Matthew 7:26 And everyone who hears these words of mine and does not act on them will be like a foolish man who built his house on sand. 27 The rain fell, and the floods came, and the winds blew and beat against that house, and it fell—and great was its fall!” NRSV
Note: Biblical imagery is appropriate in my circumstance. No, I’m not going to using this story to interpret Jesus. I will, however, allow myself the liberty of borrowing the imagery.
I had thought I had been doing very well, as far as my mental illness was concerned. I had been hiding a creeping up of alcoholism from my mental health team, but I had been trying to seek treatment just for that through people that specialized specifically in just that treatment. Basically, I was in my last semester of college, and my drinking had gotten completely out of control. Well, I ended up in the hospital with a life threatening case of acute pancreatitis. I made it through it. I came clean to my mental health team. I finished up the rest of my semester, and I went straight to rehab. I haven’t had drop of alcohol since.

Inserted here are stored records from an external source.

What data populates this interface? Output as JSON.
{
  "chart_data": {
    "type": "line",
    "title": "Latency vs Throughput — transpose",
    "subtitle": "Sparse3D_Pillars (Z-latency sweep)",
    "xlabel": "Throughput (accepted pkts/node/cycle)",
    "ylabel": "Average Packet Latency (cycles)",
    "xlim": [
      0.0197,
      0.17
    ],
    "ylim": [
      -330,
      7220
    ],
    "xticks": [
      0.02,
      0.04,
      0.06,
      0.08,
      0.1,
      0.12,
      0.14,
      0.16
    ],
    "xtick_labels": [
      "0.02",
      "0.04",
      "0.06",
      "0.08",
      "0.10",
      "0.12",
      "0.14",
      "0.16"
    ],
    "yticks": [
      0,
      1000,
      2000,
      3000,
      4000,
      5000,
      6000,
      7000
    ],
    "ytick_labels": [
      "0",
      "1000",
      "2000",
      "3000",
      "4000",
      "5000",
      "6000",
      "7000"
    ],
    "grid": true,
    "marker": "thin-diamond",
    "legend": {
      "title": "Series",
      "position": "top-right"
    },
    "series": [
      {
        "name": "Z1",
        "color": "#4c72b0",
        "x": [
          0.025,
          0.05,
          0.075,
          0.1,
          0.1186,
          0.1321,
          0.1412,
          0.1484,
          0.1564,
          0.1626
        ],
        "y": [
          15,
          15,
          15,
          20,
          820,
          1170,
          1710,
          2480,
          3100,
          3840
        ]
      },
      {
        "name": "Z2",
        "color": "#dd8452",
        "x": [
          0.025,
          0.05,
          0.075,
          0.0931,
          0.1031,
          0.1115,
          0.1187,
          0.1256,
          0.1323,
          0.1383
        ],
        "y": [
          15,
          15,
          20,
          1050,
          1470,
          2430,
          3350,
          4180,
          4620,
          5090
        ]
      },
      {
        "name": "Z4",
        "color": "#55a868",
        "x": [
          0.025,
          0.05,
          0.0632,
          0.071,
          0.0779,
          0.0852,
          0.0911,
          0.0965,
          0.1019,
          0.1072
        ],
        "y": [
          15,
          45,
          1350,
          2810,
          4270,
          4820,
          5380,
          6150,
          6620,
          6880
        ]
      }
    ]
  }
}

My mental health continued to be more stable than it ever had, or so, it seemed. I got an entry level job at one of dream companies. Then I started to not be able to sleep for days at a time. At first, I didn’t worry, but then, I started to notice that my personality was reversing somehow. First off, I’m not an excitable person, but even if I was just excited, why was my personality changing. Why was, I, a person who is generally extremely disorganized now almost cleaning on the excessive side et cettera? I have always been very agreeable, but now, I was above average on the assertive side. I could go one. I started to worry. I explained all of this to my mental health team. They told me I was just excited, and it would go away. The problem was it didn’t go away, in fact it got much much worse. Still, I was feeling really, really, good, but I knew I felt way too good, because even baseline me is below average on a depression screening. I just tried to push through. Then, a couple of sessions of therapy sessions later. I was complaining to my therapist that I was really having hard time concentrating lately, and that I was trying my best not to chatter through the entire session. He, then told me, I need to talk to my psychiatrist because, while it’s possible I have a really severe case of ADHD, I had appeared manicky for multiple sessions in row now. I talked to my psychiatrist. He changed my meds. I took a couple days off work. It wasn’t enough, but I had to go back to work.
Long story short, I ended up flipping out in the middle of night and my husband drove me to the ER. I was injected multiple times with antipsychotics and benzos. It was a really rough inpatient unit this time around. We had multiple violent patients. We had patients through feces. We had patients defecating in the common areas. For awhile there were only two women on the unit, one being me. Thus, we had to be roommates. She was violent as well. At least, I found out, at least, one of the psych doctors the worked there was my outpatient psych, and he told me that I did the right thing. That I made a really good decision, and he basically already knew which treatment he was going to try for. He said he couldn’t do more for me outpatient. He said I needed more medication changes and quickly, and he could only do slow minor med changes on an outpatient bases. However, at the time, he also had no reason to force me to go inpatient either. It made sense. Unfortunately, I, also, lost my job, in the process.
So as it turns out, my new found confidence in my own mental health stability was a house built on a sand. It was a house built on a mind much more broken than previously thought. Still, I’m not willing to give up on the dream quite yet. I might have to modify the plan, but I will get back up for another round. Whether it’s just due to good old fashion stubbornness or some sappy bullshit about the strength of the human spirit remains to be seen.